Грянули разом барабаны, ударили «марш колонной в атаку» и полки авангарда, составленные из двух наших, добровольческих, и трёх суворовских, стройными шеренгами двинулись на ретраншемент. Снова загрохотали пушки, почти одновременно с обеих сторон, пороховая и уксусная вонь усилилась. Ядра прочертили морозный воздух, врезались в снег с большим недалётом, вздыбив чёрно-белые волны. Всё же скверные канониры у врага, даже мне, кавалеристу, было это понятно. А вот наши били куда лучше, правда цель их была неподвижной, они успели хорошо пристреляться, и теперь клали одно ядро за другим в ретраншемент.
Увлекшись наблюдением за работой нашей артиллерии, я и не заметил, как к Михельсону подъехал Суворов, уступающий дорогу чётко шагающей инфантерии.
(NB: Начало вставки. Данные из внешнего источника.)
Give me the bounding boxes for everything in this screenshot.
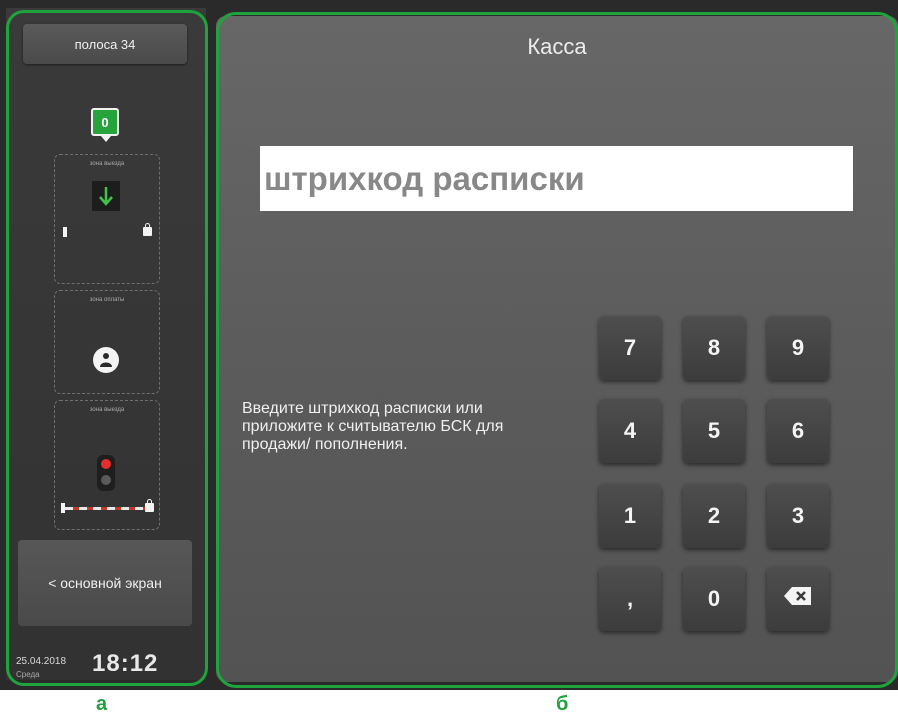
figure-label-a: а — [96, 693, 108, 715]
highlight-outline-b — [216, 12, 898, 688]
highlight-outline-a — [6, 10, 208, 686]
figure-label-b: б — [556, 693, 569, 715]
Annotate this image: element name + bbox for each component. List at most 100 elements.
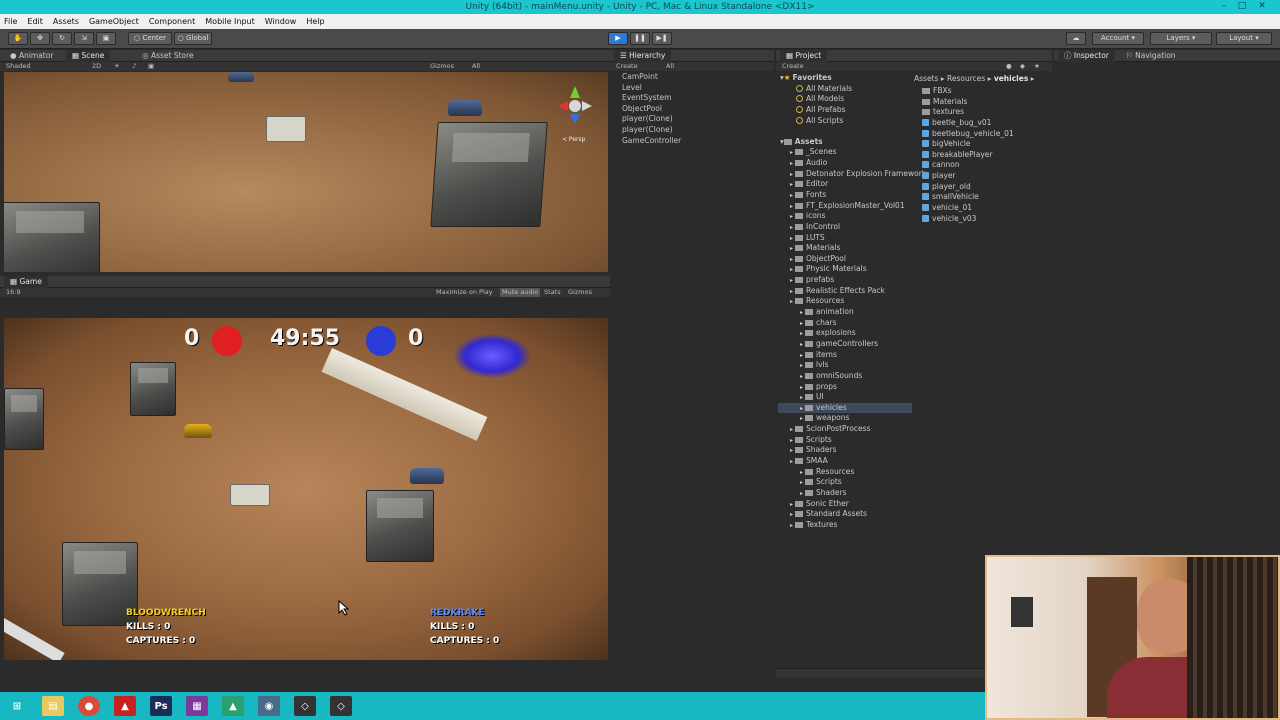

— Иван Иваныч, — обратился он к Михельсону, — вы, помнится, некую слабость к вагенбургам питаете, не так ли? — Наш командир почёл за лучшее не отвечать на этот издевательский вопрос и генерал-поручик продолжил: — И ружья Пукла вам полюбились? — Михельсон принялся медленно снимать с левой руки перчатку. — Ну, будет, будет, Иван Иваныч, с вами не в Питесрбурхе, на Невской першпективе, а на войне. Тут не сатисфакциев нам. А коли оскорбил вас чем, так извольте простить дурака окаянного. — Премьер-майор даже оторопел от такого обращения. Со времён Барской кампании все мы отвыкли от манер Александра Васильевича, которые легче всего было охарактеризовать словом «эксцентричный». — Так вот, вам, премьер-майор, нынче вагенбург атаковать. Ружья Пукла развёрнуты боком, и ежели с фланга зайти так вам и вовсе не опасны. Вот вы и ударьте по вагенбургу вражьему. Обстреляйте его из ваших отличных карабинов, что в цейхгаузах пугачёвских взяли во Ржеве. Старайтесь обслугу ружей чёртовых выбить как можно изрядней. Очень уж наслышан я о тех ружьях, что инфантерию из них бить вроде бы англы горазды, да и они вооружать им армию не стали. И нам тут такого никак не надобно.